Obtain the best possible value for money – that’s the overarching goal of procurement for any organisation. But what does “value for money” actually mean? And is it possible to measure the value for money achieved?
What is value for money?
Value for money (VFM) is a term that’s easily thrown around, but little understood. It is not about buying the cheapest products or services, but striking the balance between the lifetime cost of the purchase and the quality or performance of that product or service.
The NSW Government defines value for money as “the difference between the total benefit derived from a good or a service against its total cost, when assessed over the period the goods or services are to be used.”
In simple terms:
Value For Money = Total Lifetime Benefit – Total Lifetime Cost
Therefore, to measure and achieve VFM, you first need to identify and weigh up the benefits and costs.
There are three types of benefits and costs to consider, which include financial and non-financial factors.
- Up-front e.g. savings, avoided costs and transitioning-in costs
- Whole of life e.g. contingency costs, contract management risks, transitioning-out costs.

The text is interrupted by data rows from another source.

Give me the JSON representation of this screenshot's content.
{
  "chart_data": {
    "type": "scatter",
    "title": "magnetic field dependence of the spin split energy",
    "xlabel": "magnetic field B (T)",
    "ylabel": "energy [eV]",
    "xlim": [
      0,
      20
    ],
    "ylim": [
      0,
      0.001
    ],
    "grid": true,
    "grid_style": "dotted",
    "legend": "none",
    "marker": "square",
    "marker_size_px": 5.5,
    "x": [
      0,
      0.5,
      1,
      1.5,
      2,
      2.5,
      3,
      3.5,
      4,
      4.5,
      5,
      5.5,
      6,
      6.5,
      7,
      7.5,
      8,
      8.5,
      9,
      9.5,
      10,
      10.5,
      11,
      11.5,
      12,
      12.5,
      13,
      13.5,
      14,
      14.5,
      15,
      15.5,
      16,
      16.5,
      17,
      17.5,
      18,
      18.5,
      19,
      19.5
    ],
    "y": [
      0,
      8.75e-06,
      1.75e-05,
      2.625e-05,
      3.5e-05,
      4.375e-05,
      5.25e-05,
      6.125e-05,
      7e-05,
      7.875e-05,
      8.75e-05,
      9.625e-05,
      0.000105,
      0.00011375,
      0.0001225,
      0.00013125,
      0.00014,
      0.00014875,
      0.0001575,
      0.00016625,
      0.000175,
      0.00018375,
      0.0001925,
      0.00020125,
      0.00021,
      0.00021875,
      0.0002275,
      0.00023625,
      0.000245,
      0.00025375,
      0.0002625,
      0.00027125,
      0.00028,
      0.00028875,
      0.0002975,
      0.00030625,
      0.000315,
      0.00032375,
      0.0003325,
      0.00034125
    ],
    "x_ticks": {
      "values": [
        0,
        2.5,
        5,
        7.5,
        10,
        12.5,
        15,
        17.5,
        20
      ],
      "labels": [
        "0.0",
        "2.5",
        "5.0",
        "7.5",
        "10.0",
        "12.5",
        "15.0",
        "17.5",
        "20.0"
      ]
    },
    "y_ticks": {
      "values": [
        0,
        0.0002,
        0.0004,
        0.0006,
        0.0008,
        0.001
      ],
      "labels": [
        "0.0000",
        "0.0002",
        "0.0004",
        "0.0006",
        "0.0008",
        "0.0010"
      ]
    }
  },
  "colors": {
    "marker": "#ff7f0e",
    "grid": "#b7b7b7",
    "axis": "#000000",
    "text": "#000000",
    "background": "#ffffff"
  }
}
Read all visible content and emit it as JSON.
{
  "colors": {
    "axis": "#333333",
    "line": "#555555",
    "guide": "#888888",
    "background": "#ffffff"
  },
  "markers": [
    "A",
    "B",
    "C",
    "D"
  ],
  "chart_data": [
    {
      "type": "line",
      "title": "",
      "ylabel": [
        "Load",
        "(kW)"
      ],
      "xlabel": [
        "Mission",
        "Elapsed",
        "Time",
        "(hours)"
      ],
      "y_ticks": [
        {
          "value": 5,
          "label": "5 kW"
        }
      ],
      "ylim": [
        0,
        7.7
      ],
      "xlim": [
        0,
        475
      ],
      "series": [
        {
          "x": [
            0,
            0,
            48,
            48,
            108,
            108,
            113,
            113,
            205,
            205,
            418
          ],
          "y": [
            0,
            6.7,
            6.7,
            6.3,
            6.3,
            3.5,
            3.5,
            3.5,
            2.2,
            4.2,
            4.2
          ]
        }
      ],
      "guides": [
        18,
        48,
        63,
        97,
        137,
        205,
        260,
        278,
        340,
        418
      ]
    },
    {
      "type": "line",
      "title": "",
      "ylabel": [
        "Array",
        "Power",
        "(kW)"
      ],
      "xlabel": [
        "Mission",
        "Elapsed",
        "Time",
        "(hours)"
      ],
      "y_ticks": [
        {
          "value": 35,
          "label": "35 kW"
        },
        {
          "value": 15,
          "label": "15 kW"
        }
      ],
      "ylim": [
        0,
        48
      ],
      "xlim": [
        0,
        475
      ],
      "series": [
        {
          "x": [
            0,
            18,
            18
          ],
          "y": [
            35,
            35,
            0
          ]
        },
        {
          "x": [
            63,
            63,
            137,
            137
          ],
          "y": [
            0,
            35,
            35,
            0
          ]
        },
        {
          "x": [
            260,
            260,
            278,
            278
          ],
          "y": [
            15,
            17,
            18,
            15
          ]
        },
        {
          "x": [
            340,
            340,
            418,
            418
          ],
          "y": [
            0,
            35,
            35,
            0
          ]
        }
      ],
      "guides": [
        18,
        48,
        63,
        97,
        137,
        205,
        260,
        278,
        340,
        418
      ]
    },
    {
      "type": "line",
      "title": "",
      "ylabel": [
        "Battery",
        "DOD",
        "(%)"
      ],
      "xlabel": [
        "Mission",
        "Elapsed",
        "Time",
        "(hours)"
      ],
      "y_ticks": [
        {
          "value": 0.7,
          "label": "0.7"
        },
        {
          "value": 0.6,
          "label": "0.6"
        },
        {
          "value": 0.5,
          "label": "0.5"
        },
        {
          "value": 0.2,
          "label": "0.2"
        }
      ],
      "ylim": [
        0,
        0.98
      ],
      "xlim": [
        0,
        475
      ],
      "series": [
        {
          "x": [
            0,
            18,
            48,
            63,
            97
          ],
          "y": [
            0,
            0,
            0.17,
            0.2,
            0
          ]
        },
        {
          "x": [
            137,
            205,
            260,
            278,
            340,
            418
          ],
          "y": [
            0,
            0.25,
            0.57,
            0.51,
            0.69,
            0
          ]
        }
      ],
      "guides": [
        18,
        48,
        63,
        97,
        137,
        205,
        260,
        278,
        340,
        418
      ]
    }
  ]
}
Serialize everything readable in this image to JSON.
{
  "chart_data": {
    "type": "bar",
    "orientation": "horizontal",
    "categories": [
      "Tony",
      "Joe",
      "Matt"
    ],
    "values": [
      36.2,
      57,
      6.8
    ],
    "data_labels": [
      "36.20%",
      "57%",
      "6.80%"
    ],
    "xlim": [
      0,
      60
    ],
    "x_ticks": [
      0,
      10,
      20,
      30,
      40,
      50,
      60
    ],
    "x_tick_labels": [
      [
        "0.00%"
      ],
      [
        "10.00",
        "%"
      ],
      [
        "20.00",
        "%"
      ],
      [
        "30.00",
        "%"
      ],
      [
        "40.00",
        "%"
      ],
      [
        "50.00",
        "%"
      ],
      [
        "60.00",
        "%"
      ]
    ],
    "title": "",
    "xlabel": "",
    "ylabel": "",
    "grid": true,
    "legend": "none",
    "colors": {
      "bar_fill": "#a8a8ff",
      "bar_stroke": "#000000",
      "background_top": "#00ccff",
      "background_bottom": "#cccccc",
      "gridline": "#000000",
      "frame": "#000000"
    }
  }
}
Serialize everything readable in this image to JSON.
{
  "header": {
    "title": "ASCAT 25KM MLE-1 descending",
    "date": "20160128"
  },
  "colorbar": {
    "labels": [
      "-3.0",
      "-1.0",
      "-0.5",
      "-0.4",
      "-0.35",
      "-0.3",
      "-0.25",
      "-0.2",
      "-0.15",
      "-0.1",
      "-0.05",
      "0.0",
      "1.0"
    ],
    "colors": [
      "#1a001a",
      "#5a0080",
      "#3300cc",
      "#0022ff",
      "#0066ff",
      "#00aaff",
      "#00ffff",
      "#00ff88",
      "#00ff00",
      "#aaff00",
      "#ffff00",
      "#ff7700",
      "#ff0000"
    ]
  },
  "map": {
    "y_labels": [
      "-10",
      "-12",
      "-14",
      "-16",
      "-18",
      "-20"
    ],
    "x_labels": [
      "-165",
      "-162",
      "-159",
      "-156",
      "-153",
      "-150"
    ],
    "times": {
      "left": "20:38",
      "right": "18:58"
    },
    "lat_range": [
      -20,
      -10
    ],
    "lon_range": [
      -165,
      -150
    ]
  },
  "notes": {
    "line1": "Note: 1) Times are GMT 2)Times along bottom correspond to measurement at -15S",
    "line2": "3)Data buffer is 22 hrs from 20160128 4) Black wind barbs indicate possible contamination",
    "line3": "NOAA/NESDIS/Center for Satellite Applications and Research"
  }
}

- Fitness-of-purpose e.g. the capability of the good or service to meet the precise identified need, compliance with specifications or standards.
There is another way to define VFM. According to consultancy firm KPMG, it’s about finding a balance between the three E’s:
- Economy: Acquisition of resources in appropriate quality and quantity, at minimum cost.
- Efficiency: Maximum output for any given set of inputs or the minimum inputs for any given quantity and quality of goods and services provided.
- Effectiveness: Extent to which any activity achieves the intended results, which can be either quantitative or qualitative.
By effectively striking a balance between the three E’s, you can reduce wastages and inefficiencies to achieve real value for money.
The challenge of measuring value for money
But it’s not that easy. You can only improve what you can measure and there is no universal formula for measuring VFM in procurement. You need to consider the entire mix of costs, benefits, fitness for purpose, timelines and risk.
The biggest challenge here is putting an equivalent money value to factors which cannot be easily valued or quantified. We’re talking about non-financial factors. It might seem easier to simply concentrate on the benefits and ignore the costs, but this wouldn’t show the true value for money.
Also, the factors that are important to one organisation might be of little consequence to another. This means you need to allocate a weighting to each factor at the outset.
Focus on competition
Buying goods and services through competition helps overcome these challenges to a degree. Competition gives you a way to compare the risk and benefit factors of the goods or services you’re procuring. There’s less need to “measure” the non-monetary factors, as you can simply use them as a KPI for suppliers to meet.
Never stop measuring
At the end of the day,procurement decisions should be made on the basis of a long-term view of value for money. Don’t only measure value for money at the procurement stage; review it at different stages in the life of the contract. This will help you examine whether planned VFM benefits are being achieved.
Over to you
What I’ve provided in this article is an introduction to value for money and some of associated challenges. As one of the foundational concepts in procurement, it requires an in-depth study and understanding if you want to be able to effectively apply it to your workplace.